Deployment Architecture

UNIX Process Monitoring Template

clyde772
Communicator

Anybody in Splunk answers tried to register process to monitor for Unix systems?

I am trying to set-up Splunk to monitor running status of a process. When a process dies, meaning no longer exists, then I want splunk to generate an event that the process no longer is running in a system.

It sounds pretty simple, but my delima is that when I search for a process, for example httpd. When the httpd is running then, it would give me a result to verify that the process is there, but when the process no longer exists, splunk will fail searching for that process event. Based on the result that failed to search a process event, how can I make that situation into an event?

I would appreciate it if anyone has simular monitoring template that mointors certain proceses' status.

Tags (1)

Genti
Splunk Employee
Splunk Employee

Do you know about the Unix App?
If you do some research and have a look at this app you will notice that it grabs process information using the TOP command around every 60 seconds.

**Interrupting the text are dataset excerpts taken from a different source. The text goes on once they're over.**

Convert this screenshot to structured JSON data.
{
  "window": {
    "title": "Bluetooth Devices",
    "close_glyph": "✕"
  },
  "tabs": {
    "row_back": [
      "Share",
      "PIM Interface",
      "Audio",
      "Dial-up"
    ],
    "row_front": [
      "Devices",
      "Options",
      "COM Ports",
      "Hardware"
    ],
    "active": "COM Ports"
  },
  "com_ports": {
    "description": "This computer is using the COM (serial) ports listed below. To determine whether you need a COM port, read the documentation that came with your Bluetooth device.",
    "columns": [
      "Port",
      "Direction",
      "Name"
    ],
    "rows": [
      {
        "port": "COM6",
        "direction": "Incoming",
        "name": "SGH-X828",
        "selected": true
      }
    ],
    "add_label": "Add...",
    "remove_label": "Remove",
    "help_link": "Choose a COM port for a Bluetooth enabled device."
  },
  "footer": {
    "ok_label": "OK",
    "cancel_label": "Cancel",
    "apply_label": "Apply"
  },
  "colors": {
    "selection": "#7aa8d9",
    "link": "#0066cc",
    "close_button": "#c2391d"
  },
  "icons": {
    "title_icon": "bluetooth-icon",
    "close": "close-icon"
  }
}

Using a search then you can have splunk notify you if this process is not running.

Something like:

index="os" source="top" myprocess earliest=-2min latest=-1min

and have it run every every minute. Then you can save this search with the condition that if it returns less then 1 result, it should email you an alert.

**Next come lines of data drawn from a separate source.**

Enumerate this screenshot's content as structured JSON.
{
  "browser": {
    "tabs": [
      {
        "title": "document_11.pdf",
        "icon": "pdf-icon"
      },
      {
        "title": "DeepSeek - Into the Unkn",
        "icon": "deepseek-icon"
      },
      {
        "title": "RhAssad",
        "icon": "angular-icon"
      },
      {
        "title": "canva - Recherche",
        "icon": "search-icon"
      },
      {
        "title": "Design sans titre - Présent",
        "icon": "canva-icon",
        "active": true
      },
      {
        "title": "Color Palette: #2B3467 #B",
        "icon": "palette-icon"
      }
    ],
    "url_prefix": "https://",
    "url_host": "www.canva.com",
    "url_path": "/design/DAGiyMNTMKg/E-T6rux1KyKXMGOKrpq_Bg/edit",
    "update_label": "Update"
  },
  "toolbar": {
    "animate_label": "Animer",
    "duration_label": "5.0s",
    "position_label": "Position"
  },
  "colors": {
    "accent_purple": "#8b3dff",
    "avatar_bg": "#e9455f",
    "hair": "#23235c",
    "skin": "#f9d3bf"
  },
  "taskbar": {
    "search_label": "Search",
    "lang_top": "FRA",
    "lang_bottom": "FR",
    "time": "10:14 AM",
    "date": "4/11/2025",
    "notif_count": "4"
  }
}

So if myprocess is dead, then splunk should notify you of it, unless of course its a stale process that shows up in top even when it is not running...

southeringtonp
Motivator

The default Unix app already contains a scripted input that runs ps. That should get you most of the way, but there are several different ways you might construct the search.

Here's one approach, which will generate a new field is_running:

index=os sourcetype=ps
| head 1
| eval is_running=if(match(_raw, "\shttpd\b"), 1, 0)

head 1 will retrieve only the latest polling cycle, giving you the "current" status. If you want to do things like charting status over time, leave that bit out. Using 1 or 0 makes charting easier, but you can also replace them with text values like "Running" or "Not Running", etc.